BARNSLEY Council advised a severely disabled teenager to attend a mainstream school - despite him being unable to move or talk.
Joe Anderson-McCabe, 19, from Silkstone, has quadriplegic cerebral palsy - the most severe type of the condition, leaving him unable to walk or even move.
He is also non-verbal and his mum, Jacqueline, said that Joe has the mental age of someone just ten or 11 years old.
He had been attending Greenacre School in Kingstone - a special school who educate youngsters with complex needs - for more than a decade.
Despite his severe disability, when it came round to completing Joe’s Education, Health and Care Plan (EHCP) - which sets out the description of his needs - Barnsley Council stated that he would be able to attend a mainstream facility.
His mum said it would take less than 30 seconds for someone to realise this simply isn’t the case.
She told the Chronicle: “He completed his education at Greenacre last week.
“He has quadriplegic cerebral palsy and is non-verbal so he has to use a communication aid, a bit like what Stephen Hawking had.
“When his EHCP was renewed earlier this year, the council had 20 weeks to complete it.
“I’ve been trying to get Joe into Henshaws Specialist College in Harrogate but the council didn’t even contact them.
“His EHCP then stated that he could go into mainstream education - you only have to look at him for 30 seconds to realise that’s not possible.”
Jacqueline has previously visited the facilities at Barnsley College - where the council believed Joe could attend - but said that, although the course would work well with a lot of children with educational needs, it would be appropriate for her son.
She added that he has already missed a great deal of school due to Covid and surgeries - and this latest revelation is pushing him back even further.
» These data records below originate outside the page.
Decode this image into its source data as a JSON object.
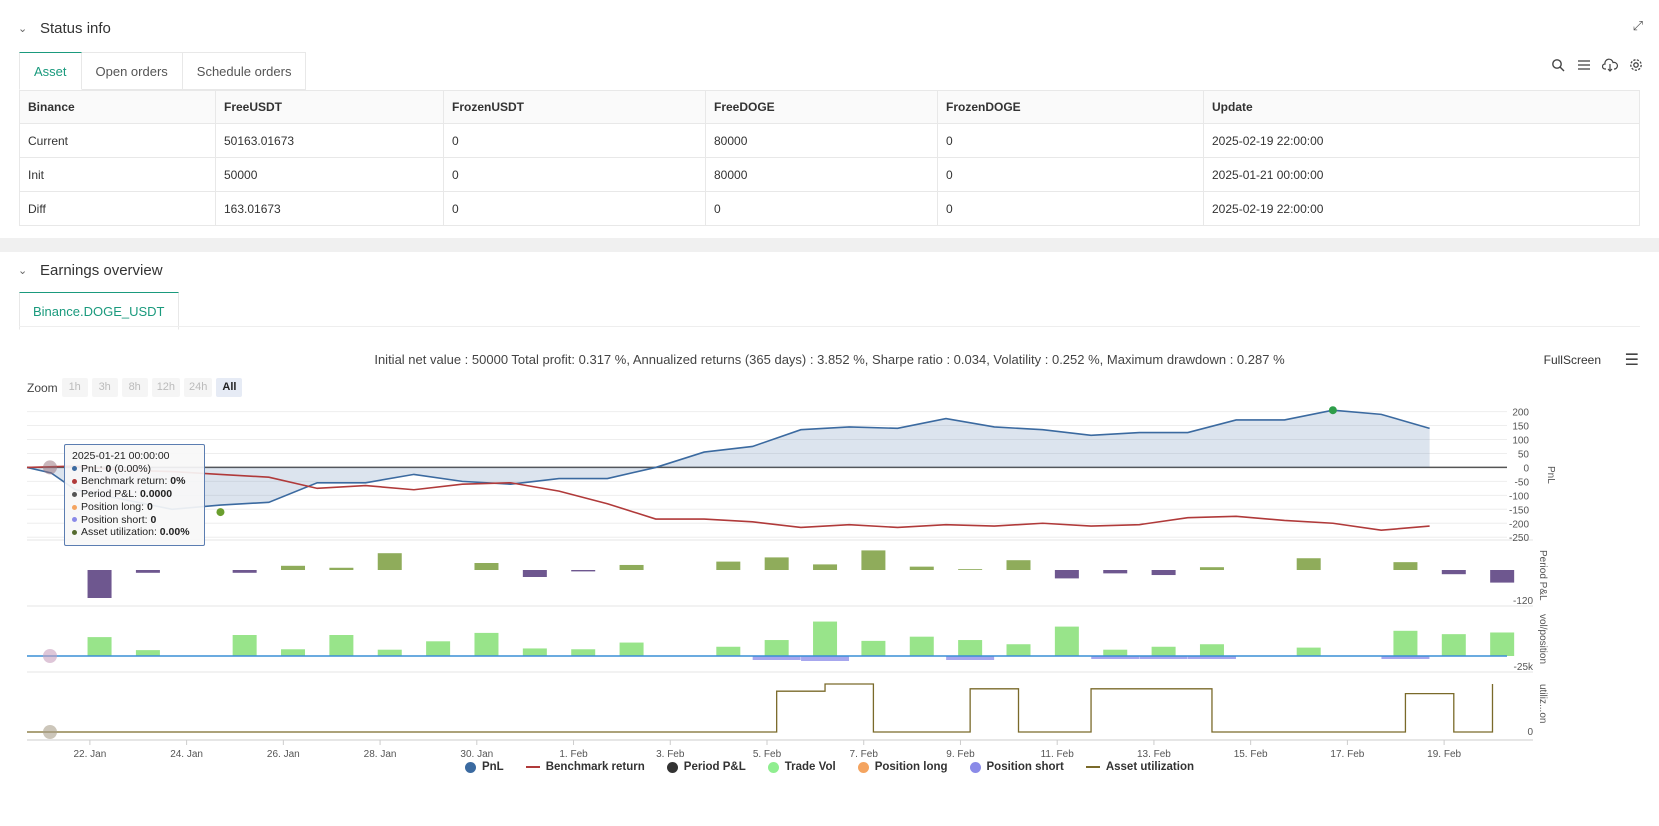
{
  "status": {
    "title": "Status info",
    "tabs": [
      "Asset",
      "Open orders",
      "Schedule orders"
    ],
    "table": {
      "headers": [
        "Binance",
        "FreeUSDT",
        "FrozenUSDT",
        "FreeDOGE",
        "FrozenDOGE",
        "Update"
      ],
      "rows": [
        {
          "label": "Current",
          "cells": [
            "50163.01673",
            "0",
            "80000",
            "0",
            "2025-02-19 22:00:00"
          ]
        },
        {
          "label": "Init",
          "cells": [
            "50000",
            "0",
            "80000",
            "0",
            "2025-01-21 00:00:00"
          ]
        },
        {
          "label": "Diff",
          "cells": [
            "163.01673",
            "0",
            "0",
            "0",
            "2025-02-19 22:00:00"
          ]
        }
      ]
    },
    "icons": [
      "search-icon",
      "list-icon",
      "cloud-download-icon",
      "gear-icon"
    ]
  },
  "earnings": {
    "title": "Earnings overview",
    "tab": "Binance.DOGE_USDT",
    "summary": "Initial net value : 50000 Total profit: 0.317 %, Annualized returns (365 days) : 3.852 %, Sharpe ratio : 0.034, Volatility : 0.252 %, Maximum drawdown : 0.287 %",
    "fullscreen": "FullScreen",
    "zoom": {
      "label": "Zoom",
      "options": [
        "1h",
        "3h",
        "8h",
        "12h",
        "24h",
        "All"
      ],
      "selected": "All"
    },
    "tooltip": {
      "date": "2025-01-21 00:00:00",
      "items": [
        {
          "label": "PnL:",
          "value": "0",
          "suffix": " (0.00%)",
          "color": "#3b6aa0"
        },
        {
          "label": "Benchmark return:",
          "value": "0%",
          "suffix": "",
          "color": "#b03a3a"
        },
        {
          "label": "Period P&L:",
          "value": "0.0000",
          "suffix": "",
          "color": "#555555"
        },
        {
          "label": "Position long:",
          "value": "0",
          "suffix": "",
          "color": "#f4a460"
        },
        {
          "label": "Position short:",
          "value": "0",
          "suffix": "",
          "color": "#8a8ae8"
        },
        {
          "label": "Asset utilization:",
          "value": "0.00%",
          "suffix": "",
          "color": "#556b2f"
        }
      ]
    },
    "legend": [
      {
        "label": "PnL",
        "type": "dot",
        "color": "#3b6aa0"
      },
      {
        "label": "Benchmark return",
        "type": "line",
        "color": "#b03a3a"
      },
      {
        "label": "Period P&L",
        "type": "dot",
        "color": "#333333"
      },
      {
        "label": "Trade Vol",
        "type": "dot",
        "color": "#90ee90"
      },
      {
        "label": "Position long",
        "type": "dot",
        "color": "#f4a460"
      },
      {
        "label": "Position short",
        "type": "dot",
        "color": "#8a8ae8"
      },
      {
        "label": "Asset utilization",
        "type": "line",
        "color": "#7a6a2a"
      }
    ]
  },
  "chart_data": {
    "type": "line",
    "x_ticks": [
      "22. Jan",
      "24. Jan",
      "26. Jan",
      "28. Jan",
      "30. Jan",
      "1. Feb",
      "3. Feb",
      "5. Feb",
      "7. Feb",
      "9. Feb",
      "11. Feb",
      "13. Feb",
      "15. Feb",
      "17. Feb",
      "19. Feb"
    ],
    "panes": [
      {
        "name": "PnL",
        "y_ticks": [
          200,
          150,
          100,
          50,
          0,
          -50,
          -100,
          -150,
          -200,
          -250
        ],
        "ylim": [
          -260,
          220
        ],
        "series": [
          {
            "name": "PnL",
            "color": "#3b6aa0",
            "points": [
              [
                0.0,
                0
              ],
              [
                0.5,
                -20
              ],
              [
                1.0,
                -80
              ],
              [
                2.0,
                -115
              ],
              [
                3.0,
                -150
              ],
              [
                4.0,
                -135
              ],
              [
                5.0,
                -125
              ],
              [
                6.0,
                -55
              ],
              [
                7.0,
                -55
              ],
              [
                8.0,
                -25
              ],
              [
                9.0,
                -50
              ],
              [
                10.0,
                -60
              ],
              [
                11.0,
                -40
              ],
              [
                12.0,
                -40
              ],
              [
                13.0,
                0
              ],
              [
                14.0,
                55
              ],
              [
                15.0,
                75
              ],
              [
                16.0,
                135
              ],
              [
                17.0,
                145
              ],
              [
                18.0,
                140
              ],
              [
                19.0,
                175
              ],
              [
                20.0,
                145
              ],
              [
                21.0,
                135
              ],
              [
                22.0,
                115
              ],
              [
                23.0,
                125
              ],
              [
                24.0,
                125
              ],
              [
                25.0,
                170
              ],
              [
                26.0,
                170
              ],
              [
                27.0,
                205
              ],
              [
                28.0,
                190
              ],
              [
                29.0,
                140
              ]
            ]
          },
          {
            "name": "Benchmark return",
            "color": "#b03a3a",
            "points": [
              [
                0.0,
                0
              ],
              [
                1.0,
                5
              ],
              [
                2.0,
                -10
              ],
              [
                3.0,
                -15
              ],
              [
                4.0,
                -25
              ],
              [
                5.0,
                -35
              ],
              [
                6.0,
                -75
              ],
              [
                7.0,
                -65
              ],
              [
                8.0,
                -80
              ],
              [
                9.0,
                -60
              ],
              [
                10.0,
                -55
              ],
              [
                11.0,
                -85
              ],
              [
                12.0,
                -130
              ],
              [
                13.0,
                -185
              ],
              [
                14.0,
                -185
              ],
              [
                15.0,
                -195
              ],
              [
                16.0,
                -215
              ],
              [
                17.0,
                -205
              ],
              [
                18.0,
                -215
              ],
              [
                19.0,
                -205
              ],
              [
                20.0,
                -210
              ],
              [
                21.0,
                -200
              ],
              [
                22.0,
                -210
              ],
              [
                23.0,
                -205
              ],
              [
                24.0,
                -180
              ],
              [
                25.0,
                -175
              ],
              [
                26.0,
                -190
              ],
              [
                27.0,
                -200
              ],
              [
                28.0,
                -225
              ],
              [
                29.0,
                -210
              ]
            ]
          }
        ]
      },
      {
        "name": "Period P&L",
        "y_ticks": [
          -120
        ],
        "series": [
          {
            "name": "Period P&L",
            "values": [
              {
                "t": 1.5,
                "v": -100
              },
              {
                "t": 2.5,
                "v": -10
              },
              {
                "t": 4.5,
                "v": -10
              },
              {
                "t": 5.5,
                "v": 15
              },
              {
                "t": 6.5,
                "v": 8
              },
              {
                "t": 7.5,
                "v": 60
              },
              {
                "t": 9.5,
                "v": 25
              },
              {
                "t": 10.5,
                "v": -25
              },
              {
                "t": 11.5,
                "v": -5
              },
              {
                "t": 12.5,
                "v": 18
              },
              {
                "t": 14.5,
                "v": 30
              },
              {
                "t": 15.5,
                "v": 45
              },
              {
                "t": 16.5,
                "v": 20
              },
              {
                "t": 17.5,
                "v": 70
              },
              {
                "t": 18.5,
                "v": 12
              },
              {
                "t": 19.5,
                "v": 3
              },
              {
                "t": 20.5,
                "v": 35
              },
              {
                "t": 21.5,
                "v": -30
              },
              {
                "t": 22.5,
                "v": -12
              },
              {
                "t": 23.5,
                "v": -18
              },
              {
                "t": 24.5,
                "v": 10
              },
              {
                "t": 26.5,
                "v": 42
              },
              {
                "t": 28.5,
                "v": 28
              },
              {
                "t": 29.5,
                "v": -15
              },
              {
                "t": 30.5,
                "v": -45
              }
            ]
          }
        ]
      },
      {
        "name": "vol/position",
        "y_ticks": [
          "-25k"
        ],
        "series": [
          {
            "name": "Trade Vol",
            "values": [
              {
                "t": 1.5,
                "v": 45
              },
              {
                "t": 2.5,
                "v": 14
              },
              {
                "t": 4.5,
                "v": 50
              },
              {
                "t": 5.5,
                "v": 16
              },
              {
                "t": 6.5,
                "v": 50
              },
              {
                "t": 7.5,
                "v": 15
              },
              {
                "t": 8.5,
                "v": 35
              },
              {
                "t": 9.5,
                "v": 55
              },
              {
                "t": 10.5,
                "v": 18
              },
              {
                "t": 11.5,
                "v": 16
              },
              {
                "t": 12.5,
                "v": 32
              },
              {
                "t": 14.5,
                "v": 22
              },
              {
                "t": 15.5,
                "v": 38
              },
              {
                "t": 16.5,
                "v": 82
              },
              {
                "t": 17.5,
                "v": 36
              },
              {
                "t": 18.5,
                "v": 46
              },
              {
                "t": 19.5,
                "v": 38
              },
              {
                "t": 20.5,
                "v": 28
              },
              {
                "t": 21.5,
                "v": 70
              },
              {
                "t": 22.5,
                "v": 15
              },
              {
                "t": 23.5,
                "v": 22
              },
              {
                "t": 24.5,
                "v": 28
              },
              {
                "t": 26.5,
                "v": 20
              },
              {
                "t": 28.5,
                "v": 60
              },
              {
                "t": 29.5,
                "v": 52
              },
              {
                "t": 30.5,
                "v": 56
              }
            ]
          },
          {
            "name": "Position short",
            "values": [
              {
                "t": 15.5,
                "v": -8
              },
              {
                "t": 16.5,
                "v": -10
              },
              {
                "t": 19.5,
                "v": -8
              },
              {
                "t": 22.5,
                "v": -6
              },
              {
                "t": 23.5,
                "v": -6
              },
              {
                "t": 24.5,
                "v": -6
              },
              {
                "t": 28.5,
                "v": -6
              }
            ]
          }
        ]
      },
      {
        "name": "utilization",
        "y_ticks": [
          0
        ],
        "series": [
          {
            "name": "Asset utilization",
            "color": "#7a6a2a",
            "steps": [
              [
                0,
                0
              ],
              [
                15.5,
                0
              ],
              [
                15.5,
                85
              ],
              [
                16.5,
                85
              ],
              [
                16.5,
                100
              ],
              [
                17.5,
                100
              ],
              [
                17.5,
                0
              ],
              [
                19.5,
                0
              ],
              [
                19.5,
                90
              ],
              [
                20.5,
                90
              ],
              [
                20.5,
                0
              ],
              [
                22.0,
                0
              ],
              [
                22.0,
                90
              ],
              [
                24.5,
                90
              ],
              [
                24.5,
                0
              ],
              [
                28.5,
                0
              ],
              [
                28.5,
                80
              ],
              [
                29.5,
                80
              ],
              [
                29.5,
                0
              ],
              [
                30.3,
                0
              ],
              [
                30.3,
                100
              ]
            ]
          }
        ]
      }
    ],
    "axis_labels": [
      "PnL",
      "Period P&L",
      "vol/position",
      "utiliz...on"
    ]
  }
}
“He missed two-and-a-half years of school due to Covid and his surgery already and then this happens,” she added.
“On a good day he can only function as an 11-year-old.
“This is only going to make that worse.
“He’s lost any type of education he could have because Henshaws have said they’ll need to do an assessment for six months, and even then he’s not guaranteed a place.
“This is a huge failing from Barnsley Council.”
She hopes that by speaking out about her own interactions and difficulties, that others won’t face a similar fate.
“I’m going to have to pay for a private speech therapist now because I’ve got no other option,” she said.
“Joe is lucky that I’m able to do that because there are a lot of other kids that might not be in this situation.
“He should have had three more years of education - but that simply won’t happen now.”
Miriam Cates, MP for Penistone and Stocksbridge, is meeting with the family today to address their concerns.
Coun Trevor Cave, cabinet spokesperson for children’s services, told the Chronicle: “While it would be inappropriate to discuss an individual case in detail, I can confirm that we have been in direct contact with the family and will continue to work with them to address their concerns and develop a way forward.”